Avec Duncross contre les créatures du mal, l’auteur Derek Laufman délaisse les histoires jeunesse toute mignonnes pour plonger dans la crasse d’un monde où les moines finissent égorgés et où les chevaliers manient l’épée comme d’autres sortent les poubelles. Fini les gentils robots et les mignons renards : place aux abbayes ravagées par des forces démoniaques, aux discussions théologiques à coups de hache et à une ambiance de donjon moisi bien poisseuse. Un virage à 180°, oui, mais qui sent bon le cuir tanné et le papier jauni des bons vieux récits à la Hellboy.
Le résultat ? Un diptyque nerveux, court mais dense, où chaque planche suinte le plaisir de l’auteur de jouer avec les codes de la dark fantasy. Entre un moine copiste traumatisé en quête de réponses et un chevalier aussi bourrin que mystérieux, Duncross s’impose comme le bourreau des démon au charisme rugueux. L’univers, quant à lui, se dévoile petit à petit, fait de superstitions, de vieux dieux oubliés et de vérités qu’on préférerait ne pas découvrir à la lueur d’une torche. Bref, une bonne vieille série B d’épouvante mâtinée de réflexions sur la foi. Oui, rien que ça.
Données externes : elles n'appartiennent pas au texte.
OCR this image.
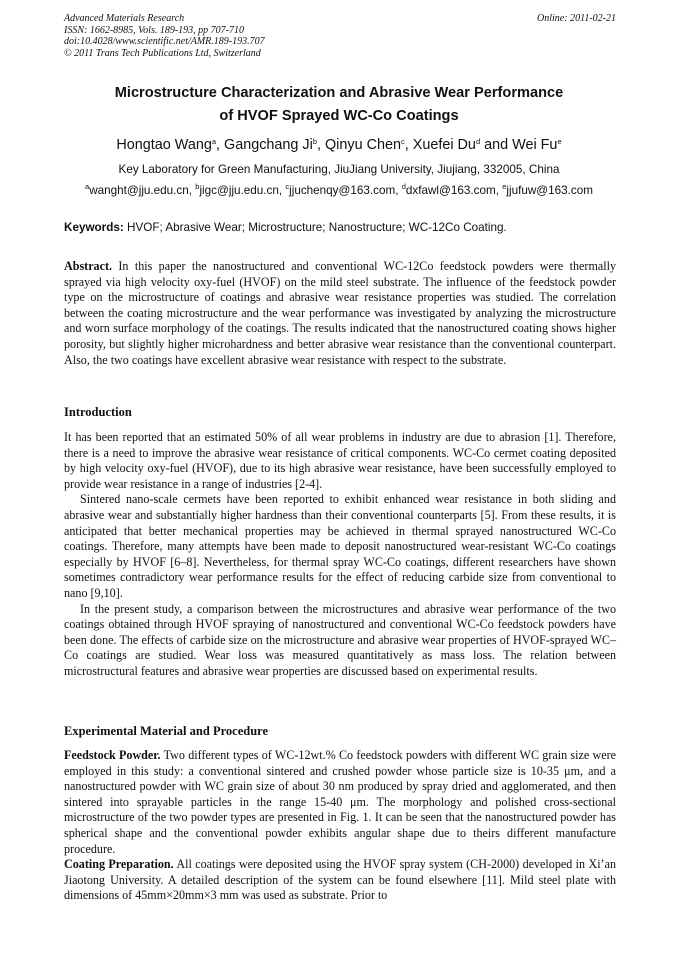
Advanced Materials Research
ISSN: 1662-8985, Vols. 189-193, pp 707-710
doi:10.4028/www.scientific.net/AMR.189-193.707
© 2011 Trans Tech Publications Ltd, Switzerland
Online: 2011-02-21
Microstructure Characterization and Abrasive Wear Performance
of HVOF Sprayed WC-Co Coatings
Hongtao Wang$^a$, Gangchang Ji$^b$, Qinyu Chen$^c$, Xuefei Du$^d$ and Wei Fu$^e$
Key Laboratory for Green Manufacturing, JiuJiang University, Jiujiang, 332005, China
$^a$wanght@jju.edu.cn, $^b$jigc@jju.edu.cn, $^c$jjuchenqy@163.com, $^d$dxfawl@163.com, $^e$jjufuw@163.com
Keywords: HVOF; Abrasive Wear; Microstructure; Nanostructure; WC-12Co Coating.

Abstract. In this paper the nanostructured and conventional WC-12Co feedstock powders were thermally sprayed via high velocity oxy-fuel (HVOF) on the mild steel substrate. The influence of the feedstock powder type on the microstructure of coatings and abrasive wear resistance properties was studied. The correlation between the coating microstructure and the wear performance was investigated by analyzing the microstructure and worn surface morphology of the coatings. The results indicated that the nanostructured coating shows higher porosity, but slightly higher microhardness and better abrasive wear resistance than the conventional counterpart. Also, the two coatings have excellent abrasive wear resistance with respect to the substrate.

Introduction

It has been reported that an estimated 50% of all wear problems in industry are due to abrasion [1]. Therefore, there is a need to improve the abrasive wear resistance of critical components. WC-Co cermet coating deposited by high velocity oxy-fuel (HVOF), due to its high abrasive wear resistance, have been successfully employed to provide wear resistance in a range of industries [2-4].

Sintered nano-scale cermets have been reported to exhibit enhanced wear resistance in both sliding and abrasive wear and substantially higher hardness than their conventional counterparts [5]. From these results, it is anticipated that better mechanical properties may be achieved in thermal sprayed nanostructured WC-Co coatings. Therefore, many attempts have been made to deposit nanostructured wear-resistant WC-Co coatings especially by HVOF [6–8]. Nevertheless, for thermal spray WC-Co coatings, different researchers have shown sometimes contradictory wear performance results for the effect of reducing carbide size from conventional to nano [9,10].

In the present study, a comparison between the microstructures and abrasive wear performance of the two coatings obtained through HVOF spraying of nanostructured and conventional WC-Co feedstock powders have been done. The effects of carbide size on the microstructure and abrasive wear properties of HVOF-sprayed WC–Co coatings are studied. Wear loss was measured quantitatively as mass loss. The relation between microstructural features and abrasive wear properties are discussed based on experimental results.

Experimental Material and Procedure

Feedstock Powder. Two different types of WC-12wt.% Co feedstock powders with different WC grain size were employed in this study: a conventional sintered and crushed powder whose particle size is 10-35 μm, and a nanostructured powder with WC grain size of about 30 nm produced by spray dried and agglomerated, and then sintered into sprayable particles in the range 15-40 μm. The morphology and polished cross-sectional microstructure of the two powder types are presented in Fig. 1. It can be seen that the nanostructured powder has spherical shape and the conventional powder exhibits angular shape due to theirs different manufacture procedure.

Coating Preparation. All coatings were deposited using the HVOF spray system (CH-2000) developed in Xi’an Jiaotong University. A detailed description of the system can be found elsewhere [11]. Mild steel plate with dimensions of 45mm×20mm×3 mm was used as substrate. Prior to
Duncross ou le choc des croyances
L’un des éléments les plus intéressants de Duncross contre les créatures du mal réside dans l’opposition frontale entre le père McKellen, représentant d’une foi organisée, et Duncross lui-même, adepte d’un panthéon ancien et fâché avec la bureaucratie religieuse. Le comics prend alors une direction presque philosophique : que reste-t-il de la foi face à l’horreur concrète ? À coups de dialogues tendus et de regards noirs, l’auteur interroge la légitimité des dogmes dans un monde où l’Enfer est littéralement à votre porte. Le tout dans une ambiance buddy movie, bien entendu.
Loin de s’enfermer dans le prêche ou le sermon, Derk Laufman rend cette dualité accessible, voire jouissive, en injectant une dose de cynisme et de méfiance bien sentie. Duncross ne croit pas en un seul dieu, mais il croit aux monstres, et c’est déjà beaucoup. L’équilibre entre action, horreur et introspection est finement menée, et chaque échange entre le prêtre et le chevalier nous rapproche de leur humanité autant que de leur damnation. Du bon boulot, sombre mais pas sinistre.

Duncross contre les créatures du mal, la série B qui a du style
Côté mise en scène, on sent que Derek Laufman s’éclate. Le découpage est efficace, les scènes d’action lisibles et viscérales, et les onomatopées (« SLASH », « STAB », « SPLORCH ») claquent comme des coups d’épée dans un jambon. La colorisation renforce l’ambiance gothique à souhait : on est entre le comics indé qui suinte le sang séché et le carnet de croquis d’un moine possédé. L’économie de couleurs, loin d’être un frein, pousse le dessin dans ses retranchements et donne à chaque case une intensité dramatique bienvenue.
La narration, elle, joue la carte de la simplicité maîtrisée. Là où d’autres se seraient perdus dans des flashbacks confus et des twists gratos, Duncross contre les créatures du mal préfère aller à l’essentiel. Deux héros, deux mission, des démons, basta. Et pourtant, les enjeux sont là, palpables. Le duo fonctionne, l’alchimie est solide, et le tout se lit avec un plaisir coupable, comme un vieux film d’horreur un peu kitsch mais foutrement bien foutu.

Faut-il suivre Duncross dans ses futures croisades ?
Clairement, oui. Avec Duncross contre les créatures du mal, Derek Laufman pose les bases d’un univers qu’on a envie de retrouver, à condition qu’il continue de mélanger baston occulte et joutes spirituelles sans sombrer dans la caricature. Les deux épisodes de Duncross contre les créatures du mal (ou Crimson Fall en VO) forment une parfaite introduction à une série qui pourrait bien devenir culte dans son registre, si elle parvient à développer davantage ses mystères et ses personnages secondaires.
Derrière l’armure cabossée de Duncross, il y a de la mythologie, de la douleur et une certaine noblesse. Le cocktail a beau être classique, il est exécuté avec sincérité et talent. Si vous aimez les ambiances à la Witcher, les moines flippés et les combats contre des créatures pas franchement végétarienne, ce comics est pour vous. Vivement la suite (s’il y a), car le mal n’a visiblement pas dit son dernier mot…

Duncross contre les créatures du mal est un comics publié en France par les éditions Aventuriers d’Ailleurs. Il contient : Crimson Fall : Lambs of God et Crimson Fall : The Shore Tower.